M. Aurélien Scholl

nous en veut de le faire écrire. Qu’il nous pardonne!

Etampes, le 5 août 1897.

Mon cher Huret,

Si je travaille l’été? Quelquefois, quand un nuage bienfaisant m’en donne le loisir et que, par un jeu de volets, j’ai pu éloigner les mouches et les rendre aux hirondelles et aux fauvettes dont elles relèvent. Mais, par trente degrés de chaleur, je travaille comme la bière, c’est-à-dire que je fermente.

Si je fais du théâtre? Oui, pour moi.
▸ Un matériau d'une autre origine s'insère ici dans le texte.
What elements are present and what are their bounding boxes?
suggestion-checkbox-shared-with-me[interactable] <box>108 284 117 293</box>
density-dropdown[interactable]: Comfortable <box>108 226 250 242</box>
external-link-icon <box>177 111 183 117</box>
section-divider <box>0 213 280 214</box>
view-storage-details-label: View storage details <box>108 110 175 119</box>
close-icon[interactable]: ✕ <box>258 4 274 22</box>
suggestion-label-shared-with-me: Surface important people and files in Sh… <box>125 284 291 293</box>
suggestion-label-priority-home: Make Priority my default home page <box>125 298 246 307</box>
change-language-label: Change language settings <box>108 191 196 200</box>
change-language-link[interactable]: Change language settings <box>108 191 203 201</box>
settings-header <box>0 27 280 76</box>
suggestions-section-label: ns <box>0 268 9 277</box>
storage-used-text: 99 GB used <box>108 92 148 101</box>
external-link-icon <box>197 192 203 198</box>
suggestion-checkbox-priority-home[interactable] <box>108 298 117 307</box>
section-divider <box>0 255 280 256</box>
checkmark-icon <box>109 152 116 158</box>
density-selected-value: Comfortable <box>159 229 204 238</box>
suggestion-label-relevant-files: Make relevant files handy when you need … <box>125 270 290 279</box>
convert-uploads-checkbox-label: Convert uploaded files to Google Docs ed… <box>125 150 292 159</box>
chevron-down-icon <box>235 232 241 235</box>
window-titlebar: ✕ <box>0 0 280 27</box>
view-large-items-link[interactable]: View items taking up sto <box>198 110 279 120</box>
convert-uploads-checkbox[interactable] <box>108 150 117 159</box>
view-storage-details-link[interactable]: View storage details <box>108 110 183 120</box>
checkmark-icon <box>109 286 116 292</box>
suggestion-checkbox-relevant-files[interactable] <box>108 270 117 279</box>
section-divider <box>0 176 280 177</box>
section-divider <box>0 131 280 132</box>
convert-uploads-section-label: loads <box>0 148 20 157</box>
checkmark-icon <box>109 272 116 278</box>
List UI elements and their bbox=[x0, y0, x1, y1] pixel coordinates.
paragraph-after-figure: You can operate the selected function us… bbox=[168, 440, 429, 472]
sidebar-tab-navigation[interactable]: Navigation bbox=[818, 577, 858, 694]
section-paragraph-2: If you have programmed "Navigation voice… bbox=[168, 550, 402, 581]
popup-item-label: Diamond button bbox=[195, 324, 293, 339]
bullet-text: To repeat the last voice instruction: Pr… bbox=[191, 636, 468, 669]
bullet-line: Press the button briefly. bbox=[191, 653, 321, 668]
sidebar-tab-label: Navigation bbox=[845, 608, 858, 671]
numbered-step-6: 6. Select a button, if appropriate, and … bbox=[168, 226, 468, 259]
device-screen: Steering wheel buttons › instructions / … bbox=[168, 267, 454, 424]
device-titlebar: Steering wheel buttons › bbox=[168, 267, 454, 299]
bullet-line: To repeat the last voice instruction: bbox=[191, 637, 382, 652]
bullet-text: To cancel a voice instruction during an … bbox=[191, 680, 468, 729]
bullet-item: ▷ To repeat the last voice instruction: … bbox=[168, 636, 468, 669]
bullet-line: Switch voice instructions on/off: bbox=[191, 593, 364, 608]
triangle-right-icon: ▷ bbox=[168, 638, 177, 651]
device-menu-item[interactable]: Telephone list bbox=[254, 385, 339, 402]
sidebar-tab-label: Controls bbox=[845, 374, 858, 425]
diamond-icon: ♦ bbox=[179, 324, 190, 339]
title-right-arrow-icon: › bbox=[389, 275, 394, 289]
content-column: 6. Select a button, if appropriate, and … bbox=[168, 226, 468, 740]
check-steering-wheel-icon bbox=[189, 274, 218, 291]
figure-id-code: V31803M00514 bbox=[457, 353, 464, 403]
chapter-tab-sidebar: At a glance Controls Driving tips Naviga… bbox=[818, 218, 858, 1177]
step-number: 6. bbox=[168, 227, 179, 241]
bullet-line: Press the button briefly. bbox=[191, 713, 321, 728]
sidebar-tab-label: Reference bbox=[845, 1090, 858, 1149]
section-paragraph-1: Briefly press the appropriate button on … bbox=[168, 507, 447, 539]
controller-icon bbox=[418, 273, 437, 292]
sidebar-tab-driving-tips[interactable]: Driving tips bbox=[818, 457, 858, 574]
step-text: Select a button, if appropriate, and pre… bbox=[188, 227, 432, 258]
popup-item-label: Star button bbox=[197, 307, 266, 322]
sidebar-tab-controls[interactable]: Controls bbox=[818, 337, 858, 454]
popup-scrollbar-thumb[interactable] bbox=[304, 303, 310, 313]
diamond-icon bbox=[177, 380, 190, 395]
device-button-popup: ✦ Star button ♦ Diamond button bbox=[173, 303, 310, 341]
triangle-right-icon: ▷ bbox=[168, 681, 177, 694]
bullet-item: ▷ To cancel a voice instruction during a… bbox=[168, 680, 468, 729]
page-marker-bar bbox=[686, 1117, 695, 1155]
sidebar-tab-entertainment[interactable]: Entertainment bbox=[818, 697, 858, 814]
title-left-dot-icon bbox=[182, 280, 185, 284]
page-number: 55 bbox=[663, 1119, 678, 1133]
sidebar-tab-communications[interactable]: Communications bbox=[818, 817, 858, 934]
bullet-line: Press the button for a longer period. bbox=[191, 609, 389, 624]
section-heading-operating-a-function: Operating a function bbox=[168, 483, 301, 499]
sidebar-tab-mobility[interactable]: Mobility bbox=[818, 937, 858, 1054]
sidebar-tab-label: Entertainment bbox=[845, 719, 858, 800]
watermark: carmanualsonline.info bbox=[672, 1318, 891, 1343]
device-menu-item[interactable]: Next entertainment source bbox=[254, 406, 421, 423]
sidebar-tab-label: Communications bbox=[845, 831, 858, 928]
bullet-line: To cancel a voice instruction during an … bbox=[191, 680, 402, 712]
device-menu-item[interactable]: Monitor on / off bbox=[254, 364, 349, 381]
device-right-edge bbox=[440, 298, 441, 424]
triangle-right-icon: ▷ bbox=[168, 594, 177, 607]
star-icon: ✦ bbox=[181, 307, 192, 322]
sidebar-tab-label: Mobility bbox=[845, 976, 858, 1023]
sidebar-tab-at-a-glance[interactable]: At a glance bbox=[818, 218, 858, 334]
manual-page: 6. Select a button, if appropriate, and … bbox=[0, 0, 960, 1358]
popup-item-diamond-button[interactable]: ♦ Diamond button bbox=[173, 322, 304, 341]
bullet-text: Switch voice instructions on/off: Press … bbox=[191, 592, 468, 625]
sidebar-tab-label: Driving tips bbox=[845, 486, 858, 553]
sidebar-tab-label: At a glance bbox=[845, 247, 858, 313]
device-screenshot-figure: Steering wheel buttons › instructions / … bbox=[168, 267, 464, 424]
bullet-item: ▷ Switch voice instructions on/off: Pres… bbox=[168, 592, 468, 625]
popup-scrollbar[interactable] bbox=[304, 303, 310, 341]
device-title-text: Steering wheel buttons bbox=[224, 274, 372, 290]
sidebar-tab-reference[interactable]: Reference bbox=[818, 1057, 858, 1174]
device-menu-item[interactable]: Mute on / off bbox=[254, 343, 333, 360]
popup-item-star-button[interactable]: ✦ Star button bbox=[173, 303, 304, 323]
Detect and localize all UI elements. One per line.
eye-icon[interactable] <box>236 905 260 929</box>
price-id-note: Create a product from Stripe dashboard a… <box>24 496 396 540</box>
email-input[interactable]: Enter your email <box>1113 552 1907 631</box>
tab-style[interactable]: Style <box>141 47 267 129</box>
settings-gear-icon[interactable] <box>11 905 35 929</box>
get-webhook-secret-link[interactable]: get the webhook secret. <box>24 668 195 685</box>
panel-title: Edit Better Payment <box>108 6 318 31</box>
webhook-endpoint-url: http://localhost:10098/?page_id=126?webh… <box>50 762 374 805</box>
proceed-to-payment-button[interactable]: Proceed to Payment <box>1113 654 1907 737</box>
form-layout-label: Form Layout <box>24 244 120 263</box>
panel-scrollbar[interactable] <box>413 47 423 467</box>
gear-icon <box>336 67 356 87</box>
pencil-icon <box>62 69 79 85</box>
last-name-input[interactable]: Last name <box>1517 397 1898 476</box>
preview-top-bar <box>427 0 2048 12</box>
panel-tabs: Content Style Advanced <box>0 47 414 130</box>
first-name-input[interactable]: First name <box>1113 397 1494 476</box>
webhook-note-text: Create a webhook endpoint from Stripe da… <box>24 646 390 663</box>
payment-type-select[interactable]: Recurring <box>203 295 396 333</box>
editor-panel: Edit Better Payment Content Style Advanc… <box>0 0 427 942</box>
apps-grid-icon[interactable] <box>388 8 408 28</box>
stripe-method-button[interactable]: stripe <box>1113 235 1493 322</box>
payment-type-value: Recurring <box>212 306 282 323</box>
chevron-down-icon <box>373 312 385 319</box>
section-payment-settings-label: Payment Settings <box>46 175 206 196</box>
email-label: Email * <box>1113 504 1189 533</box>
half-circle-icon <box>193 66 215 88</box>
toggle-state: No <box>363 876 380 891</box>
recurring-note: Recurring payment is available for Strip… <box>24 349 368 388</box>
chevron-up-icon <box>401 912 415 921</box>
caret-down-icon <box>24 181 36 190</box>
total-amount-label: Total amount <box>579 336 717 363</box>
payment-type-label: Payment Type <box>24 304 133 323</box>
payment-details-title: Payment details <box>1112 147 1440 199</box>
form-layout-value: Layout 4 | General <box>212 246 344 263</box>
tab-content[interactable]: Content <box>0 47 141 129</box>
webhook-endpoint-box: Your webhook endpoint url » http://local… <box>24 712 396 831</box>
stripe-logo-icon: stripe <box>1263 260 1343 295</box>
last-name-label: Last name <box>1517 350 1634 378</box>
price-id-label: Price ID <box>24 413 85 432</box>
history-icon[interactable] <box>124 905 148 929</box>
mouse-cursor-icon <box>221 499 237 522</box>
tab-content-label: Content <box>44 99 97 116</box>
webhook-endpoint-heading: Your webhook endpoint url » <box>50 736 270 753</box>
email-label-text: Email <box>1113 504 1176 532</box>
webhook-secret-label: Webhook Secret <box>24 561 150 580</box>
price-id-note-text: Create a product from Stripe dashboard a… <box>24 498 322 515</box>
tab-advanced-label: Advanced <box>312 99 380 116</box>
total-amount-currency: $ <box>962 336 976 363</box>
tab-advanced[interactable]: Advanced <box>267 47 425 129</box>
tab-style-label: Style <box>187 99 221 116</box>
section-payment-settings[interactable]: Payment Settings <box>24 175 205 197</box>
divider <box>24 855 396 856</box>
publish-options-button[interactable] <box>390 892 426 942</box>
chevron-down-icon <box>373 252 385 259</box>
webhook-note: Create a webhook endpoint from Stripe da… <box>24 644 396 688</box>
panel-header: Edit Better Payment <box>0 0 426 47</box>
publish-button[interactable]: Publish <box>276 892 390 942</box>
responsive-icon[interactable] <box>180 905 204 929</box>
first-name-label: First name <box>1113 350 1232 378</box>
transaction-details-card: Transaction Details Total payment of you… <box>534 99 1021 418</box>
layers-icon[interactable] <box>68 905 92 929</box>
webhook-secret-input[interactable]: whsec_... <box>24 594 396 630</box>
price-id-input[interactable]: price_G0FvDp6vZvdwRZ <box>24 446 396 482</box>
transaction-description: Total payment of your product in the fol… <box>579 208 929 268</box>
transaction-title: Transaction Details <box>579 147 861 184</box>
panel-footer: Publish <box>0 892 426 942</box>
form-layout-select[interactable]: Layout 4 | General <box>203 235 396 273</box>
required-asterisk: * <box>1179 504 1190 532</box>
Et je puis ajouter que mes pièces ont beaucoup de succès, quand je les raconte.

Mon sentiment sur les cafés-concerts est qu’ils font concurrence aux théâtres comme l’avenue de l’Opéra à la rue de la Paix, comme le boulevard Haussmann aux anciens boulevards, comme les établissements de bouillon aux restaurants jadis en vogue.

Si j’ai trouvé un moyen d’empêcher les femmes de garder leur chapeau au théâtre? Mais certainement: que les hommes en fassent autant. «Otez votre chapeau, j’ôterai le mien.»

Les pièces en un acte vont-elles revenir en vogue? Oui, si Courteline, Tristan Bernard, Pierre Veber, Louis Dumur et Jules Renard trouvent des imitateurs, sinon des égaux.